Regular Expression (Regex)
A regular expression (regex) is a search pattern for text. Instead of searching for an exact word, you describe a pattern: “find anything that looks like an email address” or “find all lines that start with a date.” It is like a wildcard search on steroids. Regex is used in every programming language, every text editor, and most command-line tools. It is powerful but notoriously hard to read.
A regular expression (regex/regexp) is a sequence of characters that defines a search pattern, used for pattern matching within strings. Regex is implemented in virtually every programming language and text processing tool.
Core syntax:
| Pattern | Matches | Example |
|---|---|---|
. | Any single character | a.c matches “abc”, “a1c” |
* | Zero or more of preceding | ab*c matches “ac”, “abc”, “abbc” |
+ | One or more of preceding | ab+c matches “abc”, “abbc” (not “ac”) |
? | Zero or one of preceding | colou?r matches “color”, “colour” |
^ | Start of line | ^Error matches lines starting with “Error” |
$ | End of line | \.log$ matches strings ending in “.log” |
[abc] | Character class | [aeiou] matches any vowel |
[^abc] | Negated class | [^0-9] matches non-digits |
\d | Digit (0-9) | \d{3} matches “123” |
\w | Word character (a-z, 0-9, _) | \w+ matches “hello_world” |
\s | Whitespace | \s+ matches spaces, tabs, newlines |
(...) | Capture group | (\d{4})-(\d{2}) captures year and month |
{n,m} | Quantity range | \d{1,3} matches 1-3 digits |
Flags: g (global), i (case-insensitive), m (multiline), s (dotall).

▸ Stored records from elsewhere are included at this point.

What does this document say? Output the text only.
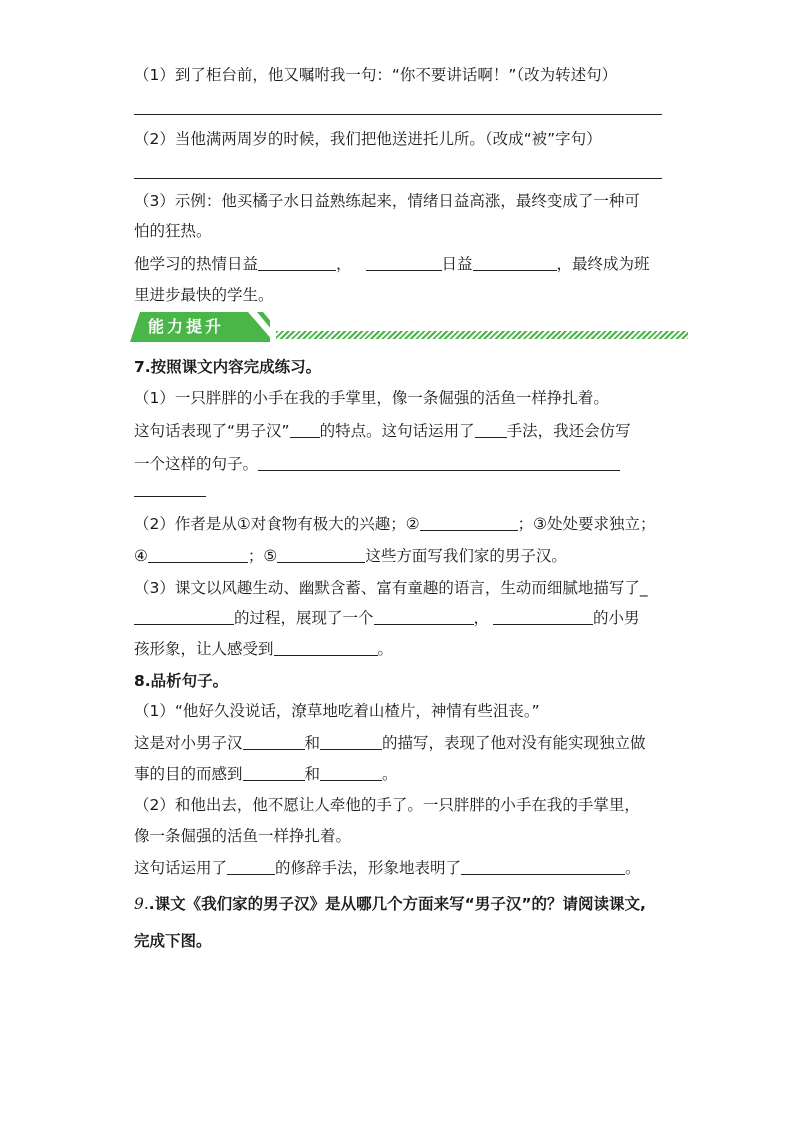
（1）到了柜台前，他又嘱咐我一句：“你不要讲话啊！”（改为转述句）
（2）当他满两周岁的时候，我们把他送进托儿所。（改成“被”字句）
（3）示例：他买橘子水日益熟练起来，情绪日益高涨，最终变成了一种可
怕的狂热。
他学习的热情日益	，	日益	，最终成为班
里进步最快的学生。
能力提升
7.按照课文内容完成练习。
（1）一只胖胖的小手在我的手掌里，像一条倔强的活鱼一样挣扎着。
这句话表现了“男子汉” 的特点。这句话运用了 手法，我还会仿写
一个这样的句子。
（2）作者是从①对食物有极大的兴趣；②	；③处处要求独立；
④	；⑤	这些方面写我们家的男子汉。
（3）课文以风趣生动、幽默含蓄、富有童趣的语言，生动而细腻地描写了_
的过程，展现了一个	，	的小男
孩形象，让人感受到	。
8.品析句子。
（1）“他好久没说话，潦草地吃着山楂片，神情有些沮丧。”
这是对小男子汉	和	的描写，表现了他对没有能实现独立做
事的目的而感到	和	。
（2）和他出去，他不愿让人牵他的手了。一只胖胖的小手在我的手掌里，
像一条倔强的活鱼一样挣扎着。
这句话运用了	的修辞手法，形象地表明了	。
9..课文《我们家的男子汉》是从哪几个方面来写“男子汉”的？请阅读课文,
完成下图。
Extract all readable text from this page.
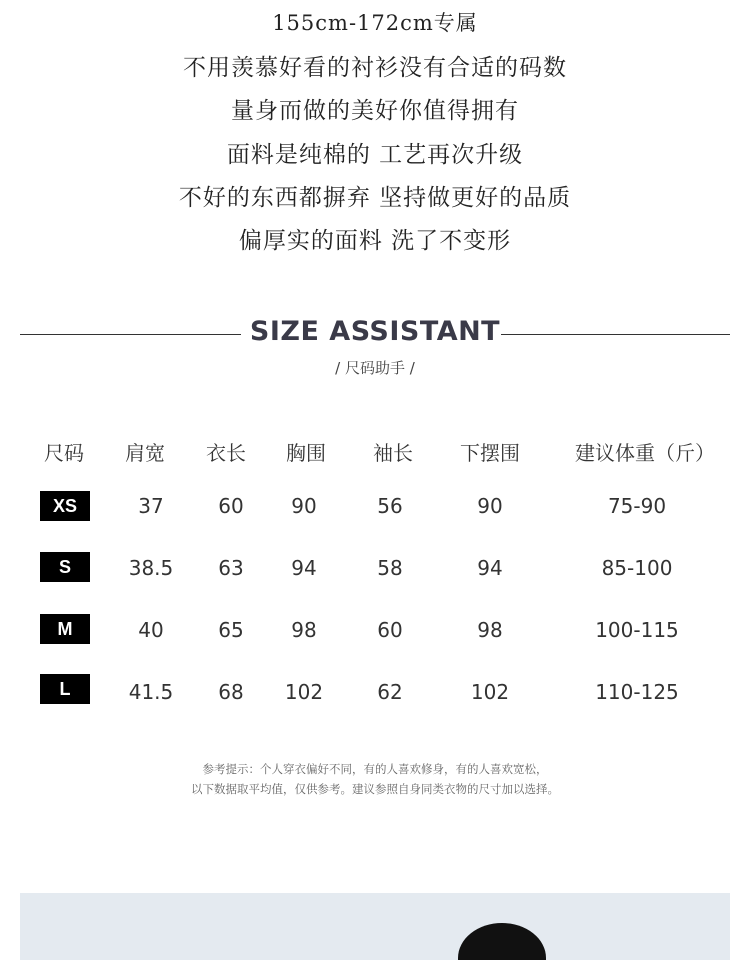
155cm-172cm专属
不用羡慕好看的衬衫没有合适的码数
量身而做的美好你值得拥有
面料是纯棉的 工艺再次升级
不好的东西都摒弃 坚持做更好的品质
偏厚实的面料 洗了不变形
SIZE ASSISTANT
/ 尺码助手 /
尺码 肩宽 衣长 胸围 袖长 下摆围	建议体重（斤）
XS	37	60 90	56	90	75-90
S	38.5 63 94	58	94	85-100
M	40	65 98	60	98	100-115
L	41.5 68 102	62	102	110-125
参考提示：个人穿衣偏好不同，有的人喜欢修身，有的人喜欢宽松，
以下数据取平均值，仅供参考。建议参照自身同类衣物的尺寸加以选择。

Performance warning: certain patterns cause catastrophic backtracking (exponential time complexity). Avoid nested quantifiers like (a+)+. Use atomic groups or possessive quantifiers where supported. Libraries like RE2 (Google) guarantee linear-time matching.
Regex in practice
# Find IP addresses in a log file
$ grep -oE '\b([0-9]{1,3}\.){3}[0-9]{1,3}\b' /var/log/auth.log
# Extract email addresses from text
$ grep -oP '[\w.+-]+@[\w-]+\.[\w.]+' contacts.txt
# Validate an IPv4 address (strict)
$ echo "192.168.1.1" | grep -P '^((25[0-5]|2[0-4]\d|1?\d\d?)\.){3}(25[0-5]|2[0-4]\d|1?\d\d?)$'
# Replace text in files (sed)
$ sed -i 's/http:\/\//https:\/\//g' config.yaml
# Find failed SSH logins with username
$ grep -P 'Failed password for (\w+) from' /var/log/auth.log
# Count unique source IPs in nginx access log
$ grep -oP '\d+\.\d+\.\d+\.\d+' access.log | sort -u | wc -l Regex is an essential tool for every IT professional. Log analysis (grep through millions of lines for error patterns), input validation (verify email, IP, phone number formats), text transformation (sed, awk for bulk config changes), and security monitoring (SIEM detection rules) all rely on regex. In web development, regex validates form inputs and parses URLs. In CI/CD, regex patterns trigger pipelines on specific branch names or file paths. The common complaint is readability: a production regex like ^(?:(?:25[0-5]|2[0-4]\d|[01]?\d\d?)\.){3}(?:25[0-5]|2[0-4]\d|[01]?\d\d?)$ is valid but impenetrable. Always add comments explaining complex patterns. Tools like regex101.com provide interactive testing and explanation of any pattern.